Riesling, naturally, is the choice of Nicholas Quille, winemaker and general manager of Pacific Rim, a winery in Washington's Columbia Valley that focuses on the variety.
"It is a great match with ham, and it is widely available," he noted. Quille also suggested Beaujolais, one of the Cru bottlings; spatburgunder, the German name for pinot noir; Austrian gruner veltliner; and Spanish albarino.
For Kairos Cuilann des Rosiers, principal of WineIlluminati, a Seattle-based fine wine brokerage and consultancy, the choice is Alsatian pinot gris because of "the acidity, fruit and baker's spices always hanging out in the background."
Perhaps the most useful advice was also the most general: "Keep it light, fun, fresh and friendly, kind of like an Easter bonnet," wrote Alpana Singh, wine and spirits director for Lettuce Entertain You Enterprises, which owns restaurants nationwide.
And, in that spirit, why not open more than one wine at your dinner?
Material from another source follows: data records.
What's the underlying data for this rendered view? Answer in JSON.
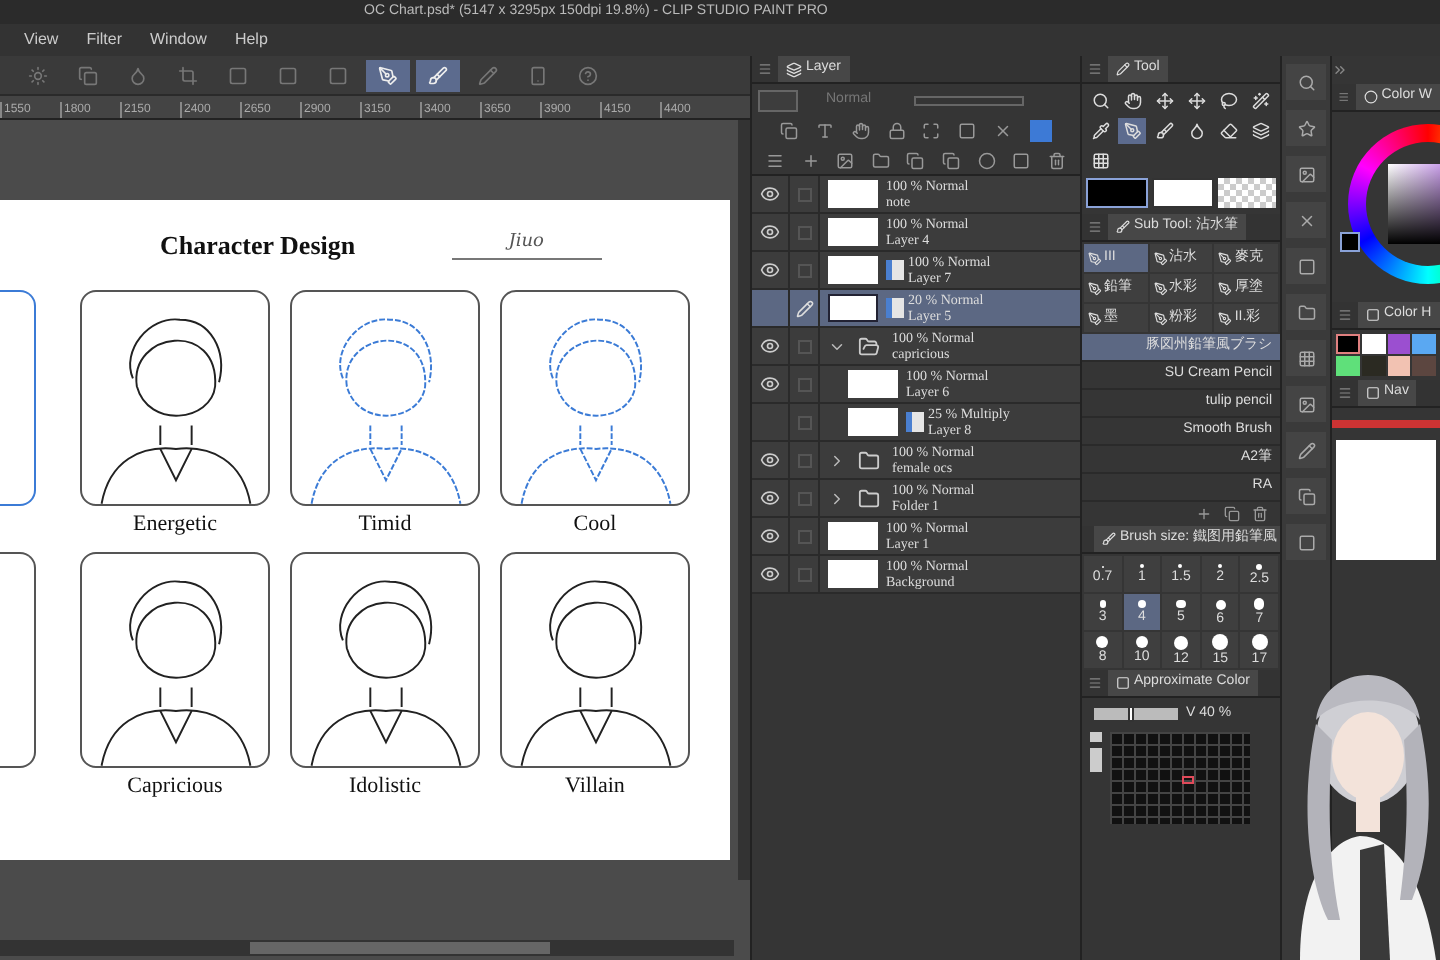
{
  "window": {
    "title": "OC Chart.psd* (5147 x 3295px 150dpi 19.8%)  - CLIP STUDIO PAINT PRO"
  },
  "menu": [
    "View",
    "Filter",
    "Window",
    "Help"
  ],
  "toolbar": [
    {
      "selected": false
    },
    {
      "selected": false
    },
    {
      "selected": false
    },
    {
      "selected": false
    },
    {
      "selected": false
    },
    {
      "selected": false
    },
    {
      "selected": false
    },
    {
      "selected": true
    },
    {
      "selected": true
    },
    {
      "selected": false
    },
    {
      "selected": false
    },
    {
      "selected": false
    }
  ],
  "ruler": [
    "1550",
    "1800",
    "2150",
    "2400",
    "2650",
    "2900",
    "3150",
    "3400",
    "3650",
    "3900",
    "4150",
    "4400"
  ],
  "canvas": {
    "title": "Character Design",
    "signature": "Jiuo",
    "portraits": [
      {
        "label": "Energetic",
        "kind": "lineart",
        "color": "#222222"
      },
      {
        "label": "Timid",
        "kind": "sketch",
        "color": "#3b7bd6"
      },
      {
        "label": "Cool",
        "kind": "sketch",
        "color": "#3b7bd6"
      },
      {
        "label": "Capricious",
        "kind": "lineart",
        "color": "#222222"
      },
      {
        "label": "Idolistic",
        "kind": "lineart",
        "color": "#222222"
      },
      {
        "label": "Villain",
        "kind": "lineart",
        "color": "#222222"
      }
    ]
  },
  "layer_panel": {
    "tab": "Layer",
    "blend": "Normal",
    "opacity": {
      "level": 0
    },
    "layers": [
      {
        "mode": "100 % Normal",
        "name": "note",
        "visible": true,
        "selected": false,
        "kind": "layer",
        "badge": false
      },
      {
        "mode": "100 % Normal",
        "name": "Layer 4",
        "visible": true,
        "selected": false,
        "kind": "layer",
        "badge": false
      },
      {
        "mode": "100 % Normal",
        "name": "Layer 7",
        "visible": true,
        "selected": false,
        "kind": "layer",
        "badge": true
      },
      {
        "mode": "20 % Normal",
        "name": "Layer 5",
        "visible": false,
        "selected": true,
        "kind": "layer",
        "badge": true
      },
      {
        "mode": "100 % Normal",
        "name": "capricious",
        "visible": true,
        "selected": false,
        "kind": "folder",
        "expanded": true,
        "children": [
          {
            "mode": "100 % Normal",
            "name": "Layer 6",
            "visible": true,
            "selected": false,
            "kind": "layer",
            "badge": false
          },
          {
            "mode": "25 % Multiply",
            "name": "Layer 8",
            "visible": false,
            "selected": false,
            "kind": "layer",
            "badge": true
          }
        ]
      },
      {
        "mode": "100 % Normal",
        "name": "female ocs",
        "visible": true,
        "selected": false,
        "kind": "folder",
        "expanded": false
      },
      {
        "mode": "100 % Normal",
        "name": "Folder 1",
        "visible": true,
        "selected": false,
        "kind": "folder",
        "expanded": false
      },
      {
        "mode": "100 % Normal",
        "name": "Layer 1",
        "visible": true,
        "selected": false,
        "kind": "layer",
        "badge": false
      },
      {
        "mode": "100 % Normal",
        "name": "Background",
        "visible": true,
        "selected": false,
        "kind": "layer",
        "badge": false
      }
    ]
  },
  "tool_panel": {
    "tab": "Tool",
    "tools": [
      {
        "selected": false
      },
      {
        "selected": false
      },
      {
        "selected": false
      },
      {
        "selected": false
      },
      {
        "selected": false
      },
      {
        "selected": false
      },
      {
        "selected": false
      },
      {
        "selected": true
      },
      {
        "selected": false
      },
      {
        "selected": false
      },
      {
        "selected": false
      },
      {
        "selected": false
      },
      {
        "selected": false
      }
    ],
    "colors": [
      {
        "kind": "main",
        "color": "#000000",
        "selected": true
      },
      {
        "kind": "sub",
        "color": "#ffffff",
        "selected": false
      },
      {
        "kind": "transparent",
        "selected": false
      }
    ]
  },
  "sub_tool": {
    "tab": "Sub Tool: 沾水筆",
    "groups": [
      {
        "label": "III",
        "selected": true
      },
      {
        "label": "沾水",
        "selected": false
      },
      {
        "label": "麥克",
        "selected": false
      },
      {
        "label": "鉛筆",
        "selected": false
      },
      {
        "label": "水彩",
        "selected": false
      },
      {
        "label": "厚塗",
        "selected": false
      },
      {
        "label": "墨",
        "selected": false
      },
      {
        "label": "粉彩",
        "selected": false
      },
      {
        "label": "II.彩",
        "selected": false
      }
    ],
    "brushes": [
      {
        "name": "豚図州鉛筆風ブラシ",
        "selected": true
      },
      {
        "name": "SU Cream Pencil",
        "selected": false
      },
      {
        "name": "tulip pencil",
        "selected": false
      },
      {
        "name": "Smooth Brush",
        "selected": false
      },
      {
        "name": "A2筆",
        "selected": false
      },
      {
        "name": "RA",
        "selected": false
      }
    ]
  },
  "brush_size": {
    "tab": "Brush size: 鐵图用鉛筆風",
    "sizes": [
      {
        "label": "0.7",
        "selected": false
      },
      {
        "label": "1",
        "selected": false
      },
      {
        "label": "1.5",
        "selected": false
      },
      {
        "label": "2",
        "selected": false
      },
      {
        "label": "2.5",
        "selected": false
      },
      {
        "label": "3",
        "selected": false
      },
      {
        "label": "4",
        "selected": true
      },
      {
        "label": "5",
        "selected": false
      },
      {
        "label": "6",
        "selected": false
      },
      {
        "label": "7",
        "selected": false
      },
      {
        "label": "8",
        "selected": false
      },
      {
        "label": "10",
        "selected": false
      },
      {
        "label": "12",
        "selected": false
      },
      {
        "label": "15",
        "selected": false
      },
      {
        "label": "17",
        "selected": false
      }
    ]
  },
  "approximate_color": {
    "tab": "Approximate Color",
    "reading": "V  40 %",
    "level": 0.4,
    "side_slider": {
      "level": 0.7
    }
  },
  "color_panel": {
    "wheel_tab": "Color W",
    "history_tab": "Color H",
    "nav_tab": "Nav",
    "swatches": [
      {
        "color": "#000000",
        "selected": true
      },
      {
        "color": "#ffffff",
        "selected": false
      },
      {
        "color": "#9b4fd0",
        "selected": false
      },
      {
        "color": "#5aa8f2",
        "selected": false
      },
      {
        "color": "#5fe07a",
        "selected": false
      },
      {
        "color": "#2b2a22",
        "selected": false
      },
      {
        "color": "#f2c2b2",
        "selected": false
      },
      {
        "color": "#5c4640",
        "selected": false
      }
    ]
  },
  "avatar": {
    "kind": "picture"
  }
}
Put out a cluster of glasses and let people try a red, a white, a rose, a sparkling, with the ham you serve. See if over the banter of the holiday feast your family can reach an agreement on a winner.
Let me know which wine gets the Oscar for best performance at your table.
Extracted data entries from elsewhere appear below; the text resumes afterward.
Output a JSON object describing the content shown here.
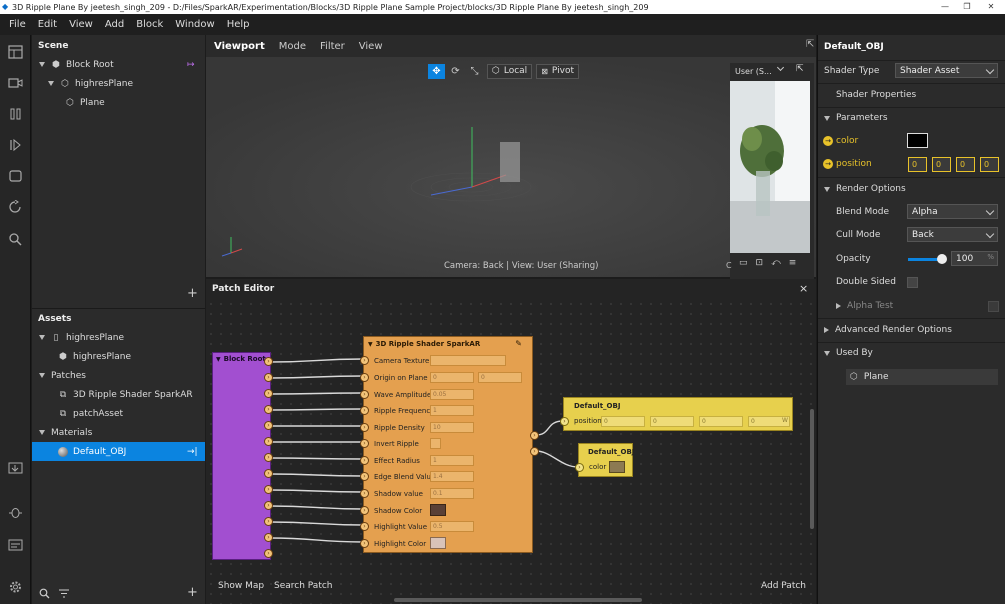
{
  "window": {
    "title": "3D Ripple Plane By jeetesh_singh_209 - D:/Files/SparkAR/Experimentation/Blocks/3D Ripple Plane Sample Project/blocks/3D Ripple Plane By jeetesh_singh_209"
  },
  "menu": [
    "File",
    "Edit",
    "View",
    "Add",
    "Block",
    "Window",
    "Help"
  ],
  "scene": {
    "title": "Scene",
    "items": [
      {
        "label": "Block Root",
        "level": 0
      },
      {
        "label": "highresPlane",
        "level": 1
      },
      {
        "label": "Plane",
        "level": 2
      }
    ],
    "add_label": "+"
  },
  "assets": {
    "title": "Assets",
    "items": [
      {
        "label": "highresPlane",
        "level": 0,
        "icon": "file-icon",
        "expand": true
      },
      {
        "label": "highresPlane",
        "level": 1,
        "icon": "cube-icon"
      },
      {
        "label": "Patches",
        "level": 0,
        "icon": "",
        "expand": true
      },
      {
        "label": "3D Ripple Shader SparkAR",
        "level": 1,
        "icon": "patch-icon"
      },
      {
        "label": "patchAsset",
        "level": 1,
        "icon": "patch-icon"
      },
      {
        "label": "Materials",
        "level": 0,
        "icon": "",
        "expand": true
      },
      {
        "label": "Default_OBJ",
        "level": 1,
        "icon": "material-icon",
        "selected": true
      }
    ],
    "add_label": "+"
  },
  "viewport": {
    "tabs": [
      "Viewport",
      "Mode",
      "Filter",
      "View"
    ],
    "local_label": "Local",
    "pivot_label": "Pivot",
    "camera_status": "Camera: Back | View: User (Sharing)",
    "preview_select": "User (S...",
    "preview_corner": "C"
  },
  "patch_editor": {
    "title": "Patch Editor",
    "close": "×",
    "block_root": "Block Root",
    "shader_node": {
      "title": "3D Ripple Shader SparkAR",
      "rows": [
        {
          "label": "Camera Texture",
          "value": ""
        },
        {
          "label": "Origin on Plane",
          "value": "0",
          "value2": "0"
        },
        {
          "label": "Wave Amplitude",
          "value": "0.05"
        },
        {
          "label": "Ripple Frequency",
          "value": "1"
        },
        {
          "label": "Ripple Density",
          "value": "10"
        },
        {
          "label": "Invert Ripple",
          "value": ""
        },
        {
          "label": "Effect Radius",
          "value": "1"
        },
        {
          "label": "Edge Blend Value",
          "value": "1.4"
        },
        {
          "label": "Shadow value",
          "value": "0.1"
        },
        {
          "label": "Shadow Color",
          "value": ""
        },
        {
          "label": "Highlight Value",
          "value": "0.5"
        },
        {
          "label": "Highlight Color",
          "value": ""
        }
      ]
    },
    "obj_node_1": {
      "title": "Default_OBJ",
      "port": "position",
      "values": [
        "0",
        "0",
        "0",
        "0"
      ],
      "last_suffix": "W"
    },
    "obj_node_2": {
      "title": "Default_OBJ",
      "port": "color"
    },
    "show_map": "Show Map",
    "search_patch": "Search Patch",
    "add_patch": "Add Patch"
  },
  "inspector": {
    "title": "Default_OBJ",
    "shader_type_label": "Shader Type",
    "shader_type_value": "Shader Asset",
    "shader_properties": "Shader Properties",
    "parameters": "Parameters",
    "color_label": "color",
    "position_label": "position",
    "position_values": [
      "0",
      "0",
      "0",
      "0"
    ],
    "render_options": "Render Options",
    "blend_mode_label": "Blend Mode",
    "blend_mode_value": "Alpha",
    "cull_mode_label": "Cull Mode",
    "cull_mode_value": "Back",
    "opacity_label": "Opacity",
    "opacity_value": "100",
    "opacity_unit": "%",
    "opacity_fraction": 1.0,
    "double_sided_label": "Double Sided",
    "alpha_test_label": "Alpha Test",
    "advanced_render": "Advanced Render Options",
    "used_by": "Used By",
    "used_by_item": "Plane"
  },
  "colors": {
    "accent": "#0b84e0",
    "patch_orange": "#e4a04f",
    "block_purple": "#a24fd0",
    "material_yellow": "#e7d04d",
    "param_yellow": "#e8c22a"
  }
}
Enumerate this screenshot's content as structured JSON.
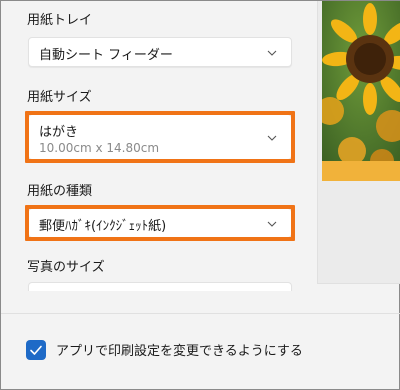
{
  "sections": {
    "tray": {
      "label": "用紙トレイ",
      "value": "自動シート フィーダー"
    },
    "size": {
      "label": "用紙サイズ",
      "value": "はがき",
      "detail": "10.00cm x 14.80cm"
    },
    "type": {
      "label": "用紙の種類",
      "value": "郵便ﾊｶﾞｷ(ｲﾝｸｼﾞｪｯﾄ紙)"
    },
    "photo_size": {
      "label": "写真のサイズ"
    }
  },
  "footer": {
    "checkbox_label": "アプリで印刷設定を変更できるようにする",
    "checkbox_checked": true
  },
  "colors": {
    "highlight": "#f07316",
    "accent": "#1e6ac7"
  },
  "icons": {
    "dropdown": "chevron-down-icon",
    "checkbox": "checkmark-icon"
  }
}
From white to red and back again We paired four whites and four reds with a sliced, smoky ham that had just enough salt to provide a spark without overwhelming the natural porky sweetness. Scores reflect how well each wine worked with the ham. Six of the eight wines scored higher with the ham than without.
2008 Robert Mondavi Fume BlancA classic Napa white, this wine scored well on its own but rose even higher with the ham. Flavors of apricot, pineapple and herbs made the ham taste sweeter and less salty. The "cat pee" nose is distinctive; no mistaking this for anything but sauvignon blanc. ✭✭✭ $20
2008 Hahn Syrah: This red from California's Central Coast has a zesty smell of raspberry and earth. The flavor is of berry, oak and earth with just enough tannin to focus the long finish. The ham tastes sweeter, the wine less astringent. ✭✭✭ $14
2007 Quivira Mourvedre Wine Creek Ranch: From Sonoma's Dry Creek Valley, a red fragrant with the scent of cedar, black pepper and earth. The flavor is deep, with touches of chocolate. The wine gives the ham a meatier profile. Tied for third with the next wine. ✭✭✭ $32
2007 Black Kite Pinot Noir Kite's Rest: On its own, this red from California's Anderson Valley scored highest. Easy to see why; an elegant expression of pinot noir with touches of smoke, wet moss and black cherry on the nose and a smooth cherry flavor deepened with notes of mushroom and earth. But the wine diminished the ham. ✭✭✭ $42
2008 Frogs Leap Chardonnay: A subtle Napa white with a nice touch of French-like minerality, this wine smelled, pleasantly, like fresh plaster. The flavor was fruity with a slight oaky sweetness overlaid with a tart crispness. Refreshing; accentuates the ham's flavor. ✭✭ $25
2008 Seven Hills Viognier Talcott Vineyard: A wine from Washington's Columbia Valley from a grape usually associated with the northern Rhone. The nose is a combo of fresh grass, pineapple and guava. The flavor is big, bold, tropical. Lush, but high acidity keeps the profile in check. The wine emphasizes the smokiness of the ham. ✭✭ $20
2007 Trimbach Riesling: This Alsatian stalwart is crisply austere, with a touch of lemon and apple. Neither hurts nor helps the ham. ✭✭ $18
2006 Domaine de Nizas Carignan: From the Languedoc-Roussillon region of southeastern France, a rather tight red that makes the ham taste too harsh. ✭ $19
You want that wine. But your store or area distributor may not carry it. State law may prohibit you from ordering a wine online. What to do? Ask your wine retailer for a wine similar in flavor, style and price. Remember, too, prices vary.